The reward system is the where these pair bonding structures lie. It is the same structures that drive us to the other natural rewards of food and water.
Sadly, it is also where processed or artificial rewards like alcohol, nicotine, and drugs have an effect too. They hijack the pleasure/reward system.
In fact, artificial rewards like cocaine and alcohol can produce an even more intense feeling of euphoria than sex. Researchers have found that pair bonders, compared to animals that are promiscuous by nature, are more susceptible to addiction.
Click on The Coolidge Effect button to learn why this is a real problem for sustaining a love relationship.

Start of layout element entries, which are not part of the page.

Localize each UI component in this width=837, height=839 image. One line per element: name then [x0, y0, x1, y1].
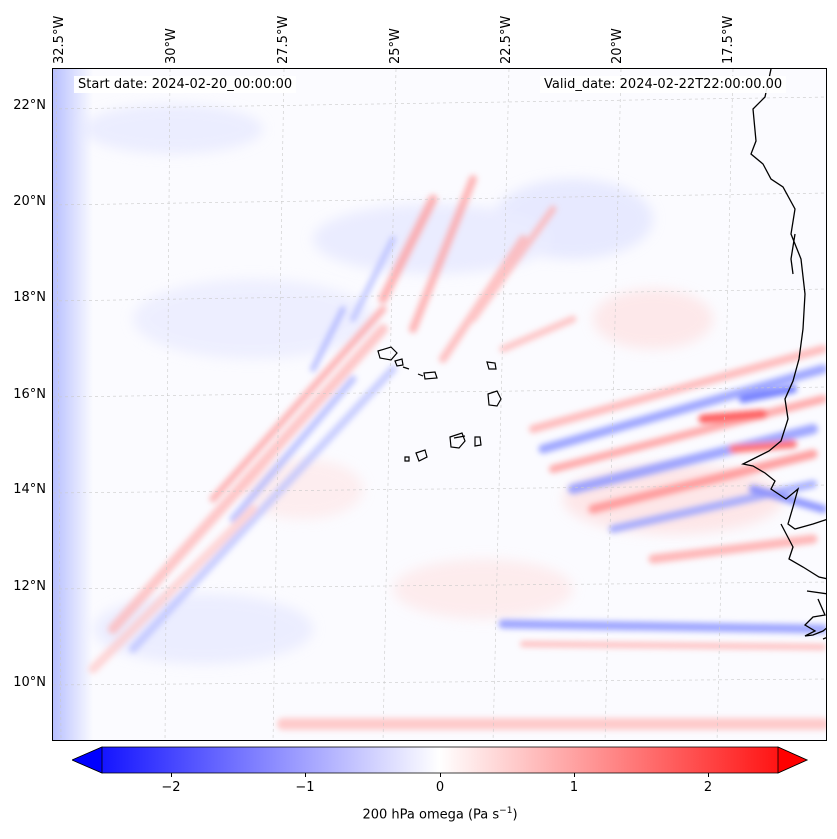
lat-label-22n: 22°N [13, 98, 46, 113]
colorbar-label-text: 200 hPa omega (Pa s [362, 807, 500, 823]
lat-label-20n: 20°N [13, 194, 46, 209]
colorbar-tick-label: 1 [569, 780, 579, 795]
colorbar-tickmark [305, 773, 306, 777]
colorbar-tick-label: −1 [295, 780, 315, 795]
lon-label-27-5w: 27.5°W [276, 15, 291, 64]
lat-label-18n: 18°N [13, 290, 46, 305]
start-date-label: Start date: 2024-02-20_00:00:00 [74, 76, 297, 93]
lon-label-32-5w: 32.5°W [52, 15, 67, 64]
colorbar-tickmark [574, 773, 575, 777]
lon-label-17-5w: 17.5°W [721, 15, 736, 64]
lat-label-16n: 16°N [13, 387, 46, 402]
colorbar-tick-label: 2 [703, 780, 713, 795]
omega-field-map [53, 69, 826, 740]
colorbar [72, 746, 808, 774]
colorbar-tickmark [171, 773, 172, 777]
colorbar-tickmark [708, 773, 709, 777]
colorbar-tick-label: 0 [435, 780, 445, 795]
lat-label-12n: 12°N [13, 579, 46, 594]
colorbar-tick-label: −2 [161, 780, 181, 795]
colorbar-label: 200 hPa omega (Pa s−1) [0, 806, 837, 822]
map-panel [52, 68, 827, 741]
lat-label-10n: 10°N [13, 675, 46, 690]
colorbar-label-close: ) [512, 807, 518, 823]
lon-label-30w: 30°W [164, 28, 179, 64]
lat-label-14n: 14°N [13, 482, 46, 497]
lon-label-20w: 20°W [610, 28, 625, 64]
lon-label-22-5w: 22.5°W [499, 15, 514, 64]
lon-label-25w: 25°W [388, 28, 403, 64]
colorbar-tickmark [440, 773, 441, 777]
colorbar-label-exponent: −1 [499, 806, 513, 816]
valid-date-label: Valid_date: 2024-02-22T22:00:00.00 [540, 76, 787, 93]
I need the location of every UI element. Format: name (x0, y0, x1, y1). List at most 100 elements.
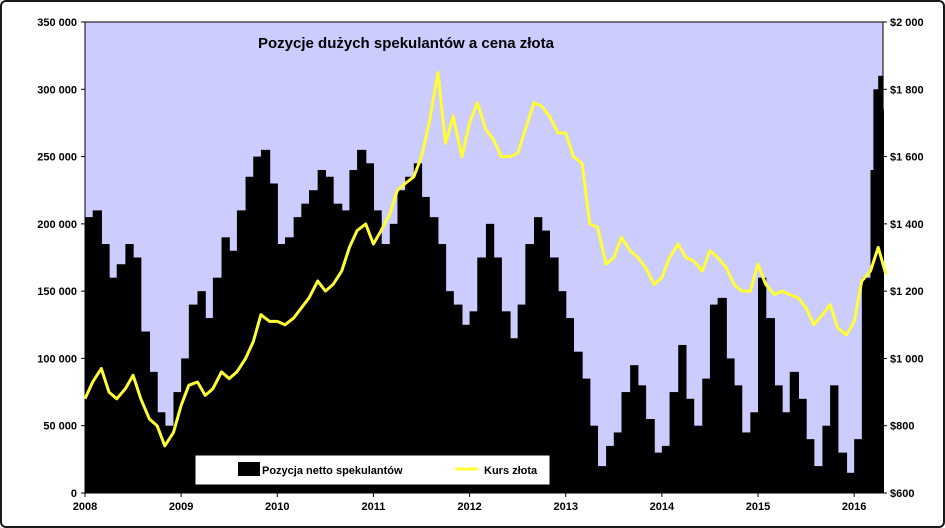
gold-price-line (83, 71, 888, 448)
net-position-bar (525, 244, 535, 493)
net-position-bar (445, 291, 454, 493)
net-position-bar (181, 358, 190, 493)
net-position-bar (726, 358, 735, 493)
net-position-bar (541, 230, 550, 494)
net-position-bar (813, 466, 824, 493)
x-tick-label: 2012 (457, 501, 481, 513)
net-position-bar (630, 365, 639, 493)
net-position-bar (509, 338, 519, 493)
net-position-bar (245, 176, 254, 493)
net-position-bar (870, 170, 874, 493)
net-position-bar (301, 203, 310, 493)
left-tick-label: 50 000 (43, 421, 77, 433)
net-position-bar (341, 210, 350, 493)
right-tick-label: $1 200 (890, 286, 924, 298)
left-tick-label: 200 000 (37, 219, 77, 231)
net-position-bar (782, 412, 791, 493)
net-position-bar (221, 237, 230, 493)
left-axis-ticks: 0 50 000 100 000 150 000 200 000 250 000 300 0… (37, 17, 85, 500)
net-position-bar (822, 425, 831, 493)
net-position-bar (373, 210, 382, 493)
net-position-bar (669, 392, 679, 493)
net-position-bar (830, 385, 839, 493)
net-position-bar (533, 217, 543, 493)
net-position-bar (116, 264, 126, 493)
net-position-bar (284, 237, 295, 493)
net-position-bar (413, 163, 423, 494)
x-tick-label: 2015 (746, 501, 770, 513)
x-tick-label: 2010 (265, 501, 289, 513)
net-position-bar (733, 385, 743, 493)
right-tick-label: $1 600 (890, 152, 924, 164)
right-tick-label: $1 400 (890, 219, 924, 231)
net-position-bar (854, 439, 863, 493)
right-tick-label: $800 (890, 421, 914, 433)
x-tick-label: 2009 (169, 501, 193, 513)
net-position-bar (365, 163, 375, 494)
net-position-bar (678, 344, 687, 493)
net-position-bar (125, 244, 134, 493)
net-position-bar (212, 277, 223, 493)
net-position-bar (109, 277, 118, 493)
chart-title: Pozycje dużych spekulantów a cena złota (258, 35, 555, 52)
x-tick-label: 2008 (73, 501, 97, 513)
net-position-bar (317, 170, 326, 493)
net-position-bar (702, 378, 711, 493)
net-position-bar (837, 452, 848, 493)
net-position-bar (173, 392, 182, 493)
net-position-bar (798, 398, 807, 493)
net-position-bar (205, 318, 214, 493)
x-tick-label: 2011 (361, 501, 385, 513)
net-position-bar (188, 304, 199, 493)
legend-label-line: Kurs złota (484, 465, 538, 477)
net-position-bar (164, 425, 175, 493)
net-position-bar (92, 210, 102, 493)
net-position-bar (883, 109, 884, 493)
net-position-bar (582, 378, 591, 493)
left-tick-label: 300 000 (37, 84, 77, 96)
left-tick-label: 250 000 (37, 152, 77, 164)
x-tick-label: 2014 (650, 501, 675, 513)
left-tick-label: 350 000 (37, 17, 77, 29)
net-position-bar (397, 190, 406, 493)
net-position-bar (597, 466, 607, 493)
x-tick-label: 2013 (553, 501, 577, 513)
net-position-bar (661, 445, 671, 493)
net-position-bar (277, 244, 286, 493)
x-axis-ticks: 2008 2009 2010 2011 2012 2013 2014 2015 2016 (73, 493, 866, 513)
net-position-bar (349, 170, 358, 493)
net-position-bar (333, 203, 343, 493)
right-tick-label: $2 000 (890, 17, 924, 29)
right-tick-label: $1 000 (890, 353, 924, 365)
net-position-bar (741, 432, 751, 493)
net-position-bar (469, 311, 478, 493)
net-position-bar (645, 418, 655, 493)
net-position-bar (477, 257, 487, 493)
net-position-bar (573, 351, 583, 493)
x-tick-label: 2016 (842, 501, 866, 513)
legend: Pozycja netto spekulantów Kurs złota (194, 454, 551, 486)
net-position-bar (453, 304, 463, 493)
net-position-bar (381, 244, 391, 493)
right-axis-ticks: $600 $800 $1 000 $1 200 $1 400 $1 600 $1 800 $2… (883, 17, 924, 500)
net-position-bar (709, 304, 719, 493)
right-tick-label: $1 800 (890, 84, 924, 96)
net-position-bar (765, 318, 775, 493)
right-tick-label: $600 (890, 488, 914, 500)
net-position-bar (357, 149, 367, 494)
net-position-bar (517, 304, 526, 493)
net-position-bar (493, 257, 502, 493)
net-position-bar (293, 217, 302, 493)
net-position-bar (846, 472, 855, 493)
net-position-bar (613, 432, 623, 493)
net-position-bar (149, 371, 158, 493)
net-position-bar (878, 75, 884, 493)
net-position-bar (85, 217, 94, 493)
net-position-bar (693, 425, 703, 493)
legend-label-bar: Pozycja netto spekulantów (262, 465, 403, 477)
net-position-bar (861, 277, 872, 493)
net-position-bar (589, 425, 599, 493)
net-position-bar (260, 149, 271, 494)
net-position-bar (485, 223, 495, 493)
net-position-bar (229, 250, 238, 493)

Bonding and trust are essential. We often want to express love through our body such as by hugging, kissing, caressing, entwining and having intercourse. Loving touch “soothes the savage beast” and is very healing. Couples with a harmonious loving relationship actually physically heal faster after injury. Whether we think of love in terms of romantically being ‘in love,’ or as raw passion and lust, these feelings and emotions are experienced primarily in the brain. So by learning as far as we can how the brain works will help us to experience those life-enhancing emotions in a natural way more consistently.